Joao Pereira de Souza encontró, en una isla cercana a la costa de Río de Janeiro, lleno de petróleo y muriendo de hambre, a un pingüino de Magallanes, que el jubilado hoy con 71 años, llamó Dindim.

A su vez, se expresa que en una semana, el sujeto limpió las plumas alquitranadas de la criatura, lo alimentó con una dieta diaria de pescado y luego lo llevó de vuelta al mar.

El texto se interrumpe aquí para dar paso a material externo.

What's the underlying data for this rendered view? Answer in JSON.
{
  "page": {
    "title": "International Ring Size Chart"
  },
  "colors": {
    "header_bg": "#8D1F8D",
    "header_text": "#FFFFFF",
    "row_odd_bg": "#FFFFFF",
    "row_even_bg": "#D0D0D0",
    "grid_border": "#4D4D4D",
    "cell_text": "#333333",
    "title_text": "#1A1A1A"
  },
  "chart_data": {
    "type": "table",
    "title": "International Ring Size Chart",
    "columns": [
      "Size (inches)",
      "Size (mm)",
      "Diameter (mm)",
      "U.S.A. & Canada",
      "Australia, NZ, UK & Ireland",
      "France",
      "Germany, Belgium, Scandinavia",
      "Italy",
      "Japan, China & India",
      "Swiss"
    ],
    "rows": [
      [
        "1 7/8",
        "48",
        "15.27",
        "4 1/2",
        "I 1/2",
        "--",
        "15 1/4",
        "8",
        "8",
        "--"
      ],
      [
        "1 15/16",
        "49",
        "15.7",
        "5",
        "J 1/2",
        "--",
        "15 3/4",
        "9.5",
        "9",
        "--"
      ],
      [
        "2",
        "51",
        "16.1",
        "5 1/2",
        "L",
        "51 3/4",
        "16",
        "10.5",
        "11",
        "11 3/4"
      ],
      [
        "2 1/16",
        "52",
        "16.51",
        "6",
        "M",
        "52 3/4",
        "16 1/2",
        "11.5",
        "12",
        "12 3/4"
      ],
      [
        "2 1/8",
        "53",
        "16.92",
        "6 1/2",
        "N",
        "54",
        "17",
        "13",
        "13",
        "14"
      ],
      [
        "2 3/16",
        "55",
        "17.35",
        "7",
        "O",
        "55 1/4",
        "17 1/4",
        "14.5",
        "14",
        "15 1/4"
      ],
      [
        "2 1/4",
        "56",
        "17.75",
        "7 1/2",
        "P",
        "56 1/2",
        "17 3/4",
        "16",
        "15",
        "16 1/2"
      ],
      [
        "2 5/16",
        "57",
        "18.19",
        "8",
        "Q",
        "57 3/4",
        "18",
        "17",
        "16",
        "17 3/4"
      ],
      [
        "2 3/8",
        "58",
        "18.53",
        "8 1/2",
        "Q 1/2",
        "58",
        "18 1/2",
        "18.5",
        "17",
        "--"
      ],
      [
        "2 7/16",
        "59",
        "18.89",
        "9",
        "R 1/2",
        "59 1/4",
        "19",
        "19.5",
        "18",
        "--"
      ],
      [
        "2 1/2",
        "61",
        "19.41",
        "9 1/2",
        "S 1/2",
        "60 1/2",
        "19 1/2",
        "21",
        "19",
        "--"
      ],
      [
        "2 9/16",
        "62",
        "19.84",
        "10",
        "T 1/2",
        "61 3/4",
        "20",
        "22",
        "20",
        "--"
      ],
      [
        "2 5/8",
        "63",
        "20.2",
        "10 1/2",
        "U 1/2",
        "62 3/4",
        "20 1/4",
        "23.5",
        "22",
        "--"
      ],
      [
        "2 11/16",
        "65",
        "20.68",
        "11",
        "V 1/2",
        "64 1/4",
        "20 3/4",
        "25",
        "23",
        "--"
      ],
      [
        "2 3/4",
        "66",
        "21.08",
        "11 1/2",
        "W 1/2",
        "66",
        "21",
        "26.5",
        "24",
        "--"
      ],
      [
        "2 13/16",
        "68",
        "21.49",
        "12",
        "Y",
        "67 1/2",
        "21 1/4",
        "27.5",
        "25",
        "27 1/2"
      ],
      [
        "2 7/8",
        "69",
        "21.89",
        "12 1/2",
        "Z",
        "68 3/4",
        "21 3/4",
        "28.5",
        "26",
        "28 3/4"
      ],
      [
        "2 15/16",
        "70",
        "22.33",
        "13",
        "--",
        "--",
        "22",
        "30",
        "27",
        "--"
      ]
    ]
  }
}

“Él no se iba, se quedó conmigo por 11 meses y luego, solamente después que mudó sus plumas, desapareció”, afirmó Joao Pereira de Souza.

Es importante resaltar, con información brindada por la página Yahoo! Noticias, que el acto generoso del hombre ha tenido una recompensa inesperada, Dindim se volvió su amigo más fiel, y pasa con él hasta 8 meses, viviendo con el pescador retirado en su vivienda en la isla.

“Ha vuelto a visitarme durante los últimos 4 años. Llega en el mes de junio y se va en el mes de febrero y todos los años se vuelve más cariñoso ya que parece aún más feliz de verme”, comentó Joao Pereira de Souza.

Al final, se da a conocer que es algo completamente inusual, ya que implica que la especie, que normalmente se reproduce al sur, en las costas de la Patagonia de Argentina y Chile, recorre 8,000 kilómetros de distancia cada año.